La gestion des données personnelles de santé, grande oubliée des débats
1,2 milliard de feuilles de soins et 11 millions de séjours hospitaliers par an : la France, grâce à son système centralisateur d’assurance maladie, possède l’une des plus grandes bases de données de santé au monde.
Strictement protégée par la loi informatique et liberté, cette manne est longtemps restée inaccessible. Au grand dam des entrepreneurs qui voulaient lancer des applis spécialisées, mais aussi des chercheurs pour lesquels un accès à de telles données permettrait, par exemple, de mieux observer les effets d’un médicament dans le temps.

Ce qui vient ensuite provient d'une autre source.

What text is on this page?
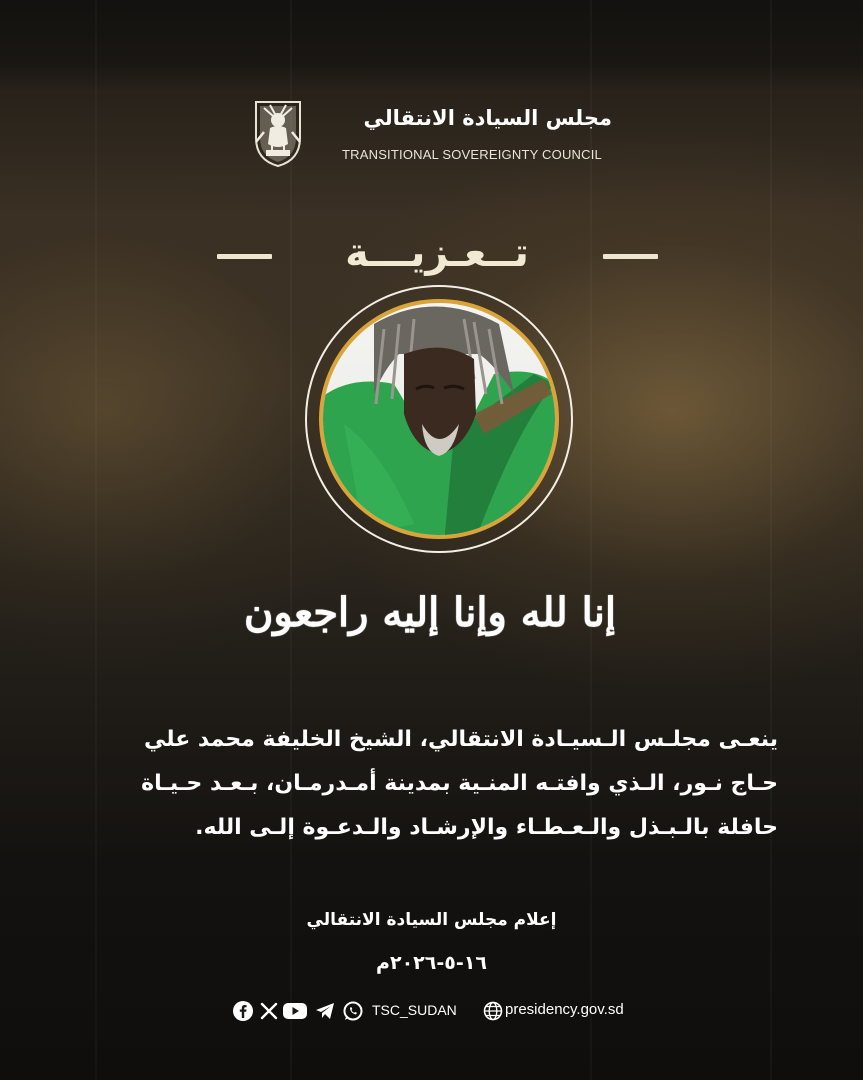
مجلس السيادة الانتقالي
TRANSITIONAL SOVEREIGNTY COUNCIL
تــعـزيـــة
إنا لله وإنا إليه راجعون
ينعـى مجلـس الـسيـادة الانتقالي، الشيخ الخليفة محمد علي
حـاج نـور، الـذي وافتـه المنـية بمدينة أمـدرمـان، بـعـد حـيـاة
حافلة بالـبـذل والـعـطـاء والإرشـاد والـدعـوة إلـى الله.
إعلام مجلس السيادة الانتقالي
١٦-٥-٢٠٢٦م
TSC_SUDAN	presidency.gov.sd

Un large panel est désormais accessible de manière permanente à certains organismes publics
En créant un cadre juridique pour simplifier et fluidifier leur accessibilité, la loi de 2016 sur la modernisation du système de santé change la donne.
Date, lieu et circonstances des décès, nature des soins en cabinet et à l’hôpital, examens biologiques, montant des prestations, type de contrat de complémentaire, mais aussi informations relatives aux arrêts de travail (maladie, maternité, accidents de travail, etc.)…
Un large panel est désormais accessible de manière permanente à certains organismes publics comme la Direction générale de la santé, l’Institut national du cancer, l’INSERM et les équipes de recherche des CHU.
Pour les autres organismes publics et pour les acteurs privés, une autorisation de la CNIL est nécessaire. Ce large mouvement d’ouverture pose des questions d’ordre éthique.
L’impossibilité d’une anonymisation totale
Premier risque : la fin du secret médical, fondement de l’éthique du soin. L’inspecteur général des affaires sociales, Pierre-Louis Bras, constatait dans un rapport de 2013 : « Les données individuelles exhaustives du système d’information, associant soins hospitaliers et ambulatoires, permettent d’identifier une grande proportion des personnes présentes dans la base pour qui en connaît – même approximativement – l’âge, l’adresse, la nature et la date de certains soins et éventuellement la date du décès. »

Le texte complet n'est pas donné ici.